I have the following code which defines size_t equivalent to std::size_t and ::size_t if I included <cstddef>.

// h.hpp
namespace N {
  using size_t = decltype(sizeof(int));
}

// a.hpp
#include <h.hpp>
namespace N {
  class C {
    size_t size() const;
  };
  void f(size_t);
}
// ^^^ These use N::size_t!

Is this violating the C++ standard in any way and can this cause any bugs in any code that uses both these headers and any other standard header that defines std::size_t and ::size_t? I would consider it a bug too if someone couldn't use std::size_t and N::size_t interchangably in any context or if using just size_t in any context would cause any ambiguities.

// someOtherFile.cpp
#include <a.hpp>
#include <cstdint>
namespace N {
  // Can there be any problem here? (Inside N::)
}
// Or here? (Outside N::)

My guess would be no because both my and the standard size_t are just type aliases to unsigned long (long) int

Answer 1

Your alias will not cause any issue. It appears in its own namespaces scope, so the alias declaration isn't going to re-declare anything. And even if client code is going to be irresponsible and do something naughty like:

using namespace std;
using namespace N;

size_t foo;

That is still fine, since size_t is the same type, regardless of which namespace the alias came from.
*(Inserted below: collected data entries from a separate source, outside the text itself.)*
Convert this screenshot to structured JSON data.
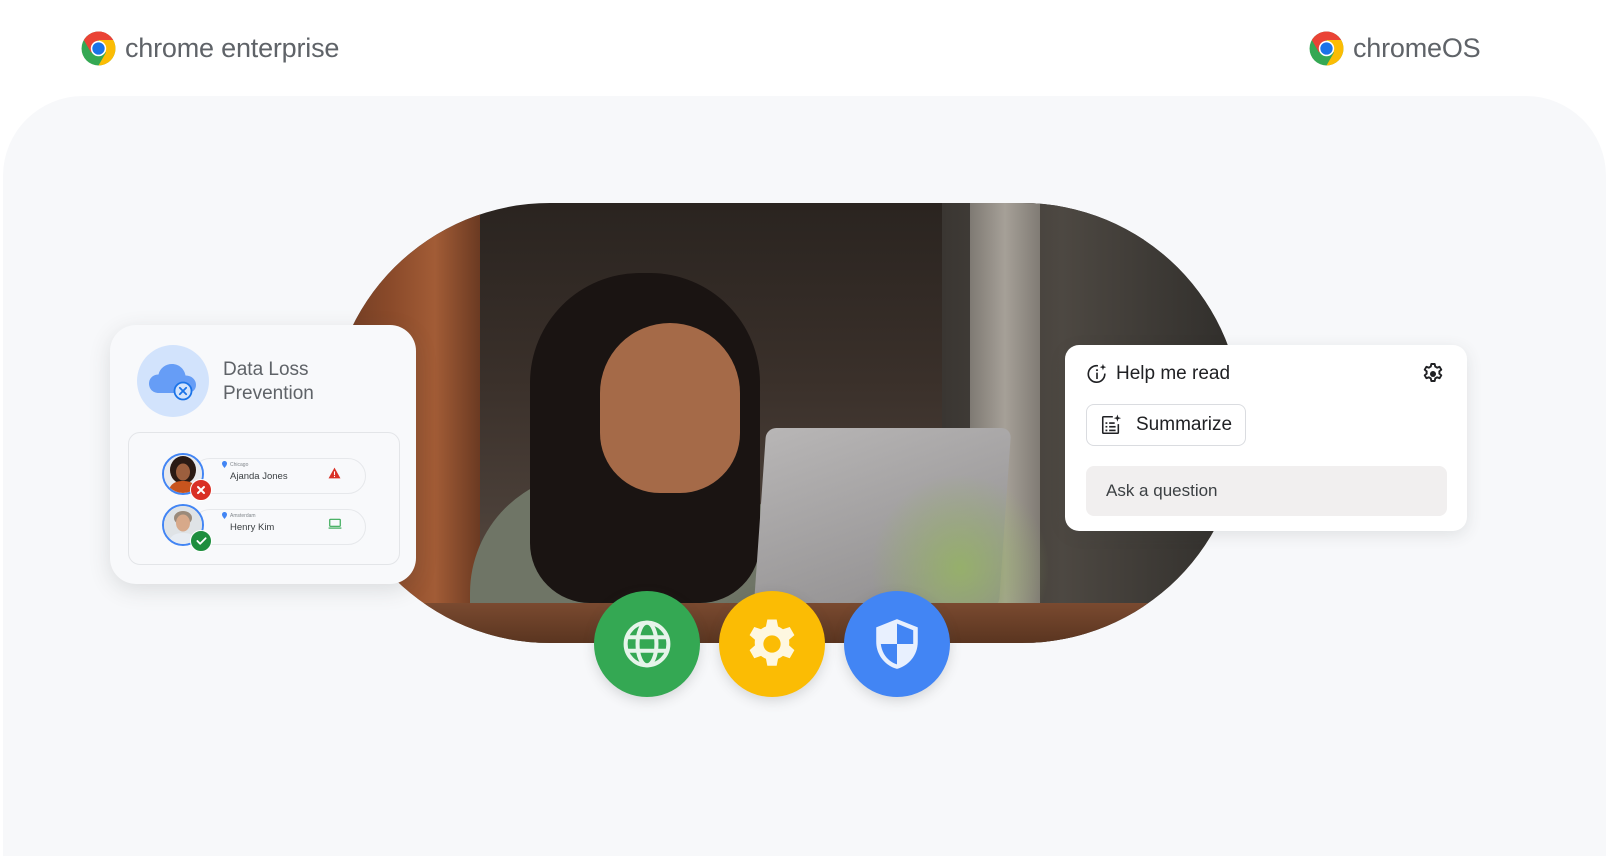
{
  "header": {
    "left_logo": {
      "icon": "chrome-logo-icon",
      "text": "chrome enterprise"
    },
    "right_logo": {
      "icon": "chrome-logo-icon",
      "text": "chromeOS"
    }
  },
  "colors": {
    "google_blue": "#4285f4",
    "google_red": "#ea4335",
    "google_yellow": "#fbbc04",
    "google_green": "#34a853",
    "panel_background": "#f7f8fa"
  },
  "hero_photo": {
    "description": "Woman smiling while working on a laptop in a cafe"
  },
  "dlp_card": {
    "icon": "cloud-blocked-icon",
    "title_line1": "Data Loss",
    "title_line2": "Prevention",
    "users": [
      {
        "location": "Chicago",
        "name": "Ajanda Jones",
        "badge": "x-icon",
        "badge_color": "#d93025",
        "status_icon": "warning-icon",
        "status_color": "#d93025"
      },
      {
        "location": "Amsterdam",
        "name": "Henry Kim",
        "badge": "check-icon",
        "badge_color": "#1e8e3e",
        "status_icon": "laptop-icon",
        "status_color": "#34a853"
      }
    ]
  },
  "help_me_read": {
    "icon": "info-sparkle-icon",
    "title": "Help me read",
    "settings_icon": "gear-icon",
    "summarize_label": "Summarize",
    "summarize_icon": "summarize-sparkle-icon",
    "ask_placeholder": "Ask a question"
  },
  "feature_icons": [
    {
      "name": "globe-icon",
      "color": "#34a853"
    },
    {
      "name": "gear-icon",
      "color": "#fbbc04"
    },
    {
      "name": "shield-icon",
      "color": "#4285f4"
    }
  ]
}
Name lookup fails only if the same name from different namespaces refers to different entities:

[namespace.udir]

6 If name lookup finds a declaration for a name in two different namespaces, and the declarations do not declare the same entity and do not declare functions, the use of the name is ill-formed.

An "entity" according to the C++ standard covers a broad range of things, including types. And that is the sticking point, because a type alias is not a type, it's only a new name for an already existing type. So the two (unqualified) aliases name the same thing.